The years 1989 through 1991 proved significant. The world saw the end of communism and the beginning of the first Gulf War. Like any other person in his late twenties/early thirties, I led a life of wonder and excitement. Busy creating a new division at work, I found time to earn an MBA, successfully woo the woman of my dreams, begin a successful political campaign and help start a weekly community newspaper.
This is about the latter.
By the time I reached my twenty-eighth birthday, I had decided I liked to write. More significantly, after several popular letters-to-the-editor, I had figured out people had an interest in my writing. I tried submitting a few articles and even started a nice little rejection pile a la Stephen King.
But I was a busy businessman. I didn’t have time to take the usual track of impoverished author. First, I had a real job, so I certainly didn’t come close to the definition of impoverishment. Second, I had a knack for the latest in technology (a thing called “desk-top publishing”). Finally, I had that “never-say-die” demeanor so common among the young (and, if I dare admit today, the not-so-young).
The closing of my community’s local newspaper left a void my computer skills could help quickly fill.
And they did.
And, as a result, I got to co-publish a newsweekly. Of course, with the title of “publisher” comes some perks. Namely, I could write a weekly column and no one could reject it.
And so I did.
Last year, as part of my personal 20th anniversary project, I re-entered all my columns into the computer. As I went through them, I realized they represent a sort of a time machine. The articles not only chronicled a fascinating time in world and national affairs, they also represent the inner workings of my much younger brain. I shared ideas on philosophy (including sneakers, paper airplanes and white cream donuts), people I knew (Bart Giamatti, Pearl Bailey and Rocky Graziano’s boxing gloves) and people I didn’t know (Pete Rose, Galileo and John Lennon). I wrote of politics (local and national) and popular culture (Star Trek, of course, Pac-Man and Bloom County – remember that?). A lot of this stuff remains interesting, if only because it exposes my own naiveté.
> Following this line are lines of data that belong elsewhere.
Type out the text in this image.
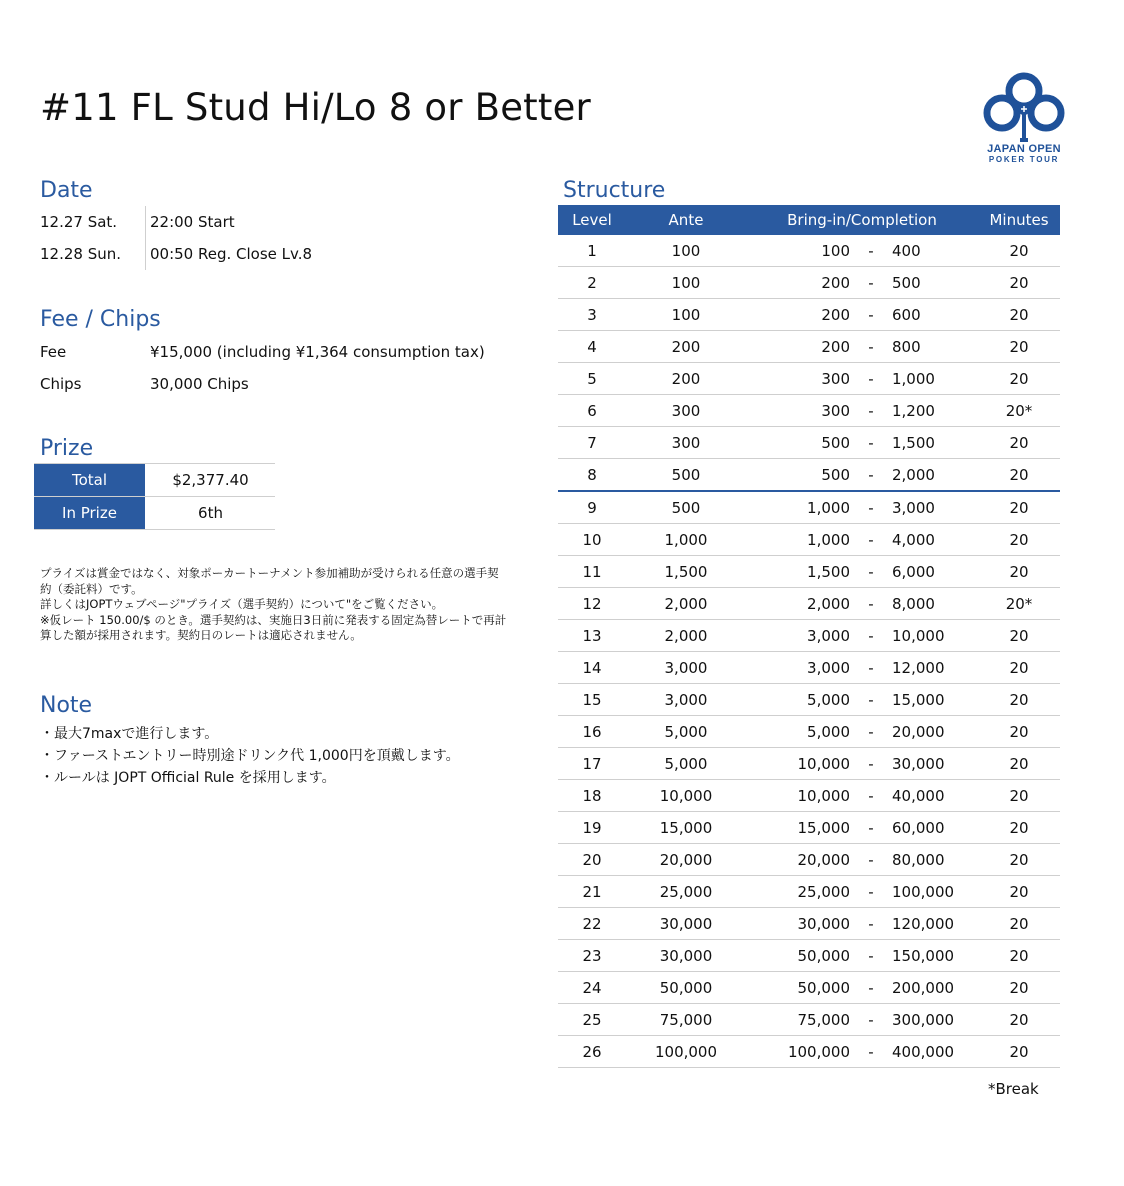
#11 FL Stud Hi/Lo 8 or Better
JAPAN OPEN
POKER TOUR
Date
12.27 Sat.	22:00 Start
12.28 Sun.	00:50 Reg. Close Lv.8
Fee / Chips
Fee	¥15,000 (including ¥1,364 consumption tax)
Chips	30,000 Chips
Prize
Total	$2,377.40
In Prize	6th
プライズは賞金ではなく、対象ポーカートーナメント参加補助が受けられる任意の選手契
約（委託料）です。
詳しくはJOPTウェブページ"プライズ（選手契約）について"をご覧ください。
※仮レート 150.00/$ のとき。選手契約は、実施日3日前に発表する固定為替レートで再計
算した額が採用されます。契約日のレートは適応されません。
Note
・最大7maxで進行します。
・ファーストエントリー時別途ドリンク代 1,000円を頂戴します。
・ルールは JOPT Official Rule を採用します。
Structure
Level	Ante	Bring-in/Completion	Minutes
1	100	100	-	400	20
2	100	200	-	500	20
3	100	200	-	600	20
4	200	200	-	800	20
5	200	300	-	1,000	20
6	300	300	-	1,200	20*
7	300	500	-	1,500	20
8	500	500	-	2,000	20
9	500	1,000	-	3,000	20
10	1,000	1,000	-	4,000	20
11	1,500	1,500	-	6,000	20
12	2,000	2,000	-	8,000	20*
13	2,000	3,000	-	10,000	20
14	3,000	3,000	-	12,000	20
15	3,000	5,000	-	15,000	20
16	5,000	5,000	-	20,000	20
17	5,000	10,000	-	30,000	20
18	10,000	10,000	-	40,000	20
19	15,000	15,000	-	60,000	20
20	20,000	20,000	-	80,000	20
21	25,000	25,000	-	100,000	20
22	30,000	30,000	-	120,000	20
23	30,000	50,000	-	150,000	20
24	50,000	50,000	-	200,000	20
25	75,000	75,000	-	300,000	20
26	100,000	100,000	-	400,000	20
*Break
But the columns I’m most proud of consist of free writing. I wrote of the culinary antics of a bachelor, the lure of Manhattan and, my personal favorite, a three part serial entitled “Terror at the School Bus Stop” (inspired by the popular Reader’s Digest feature Drama in Real Life).
Although I sold my share of the paper soon after beginning my term in elective office, I still retain the rights to everything I wrote (and everything my mother wrote). Now, for the first time since they were originally published, I share my personal time machine with you – warts and all.
Each week, coinciding with the same week of their initial publication, I will post a new Carosa Commentary. A blog before blogs, this collection of sometimes humorous, sometimes thought-provoking and now nostalgic essays describe life, liberty and the pursuit of happiness during a critical period of American History. See if you can remember some of the people, places and things I write about. Amaze yourself when you discover how some issues just don’t go away. Best of all, I hope my stories delight you as much as they’ve delighted the readers of some twenty-odd years ago.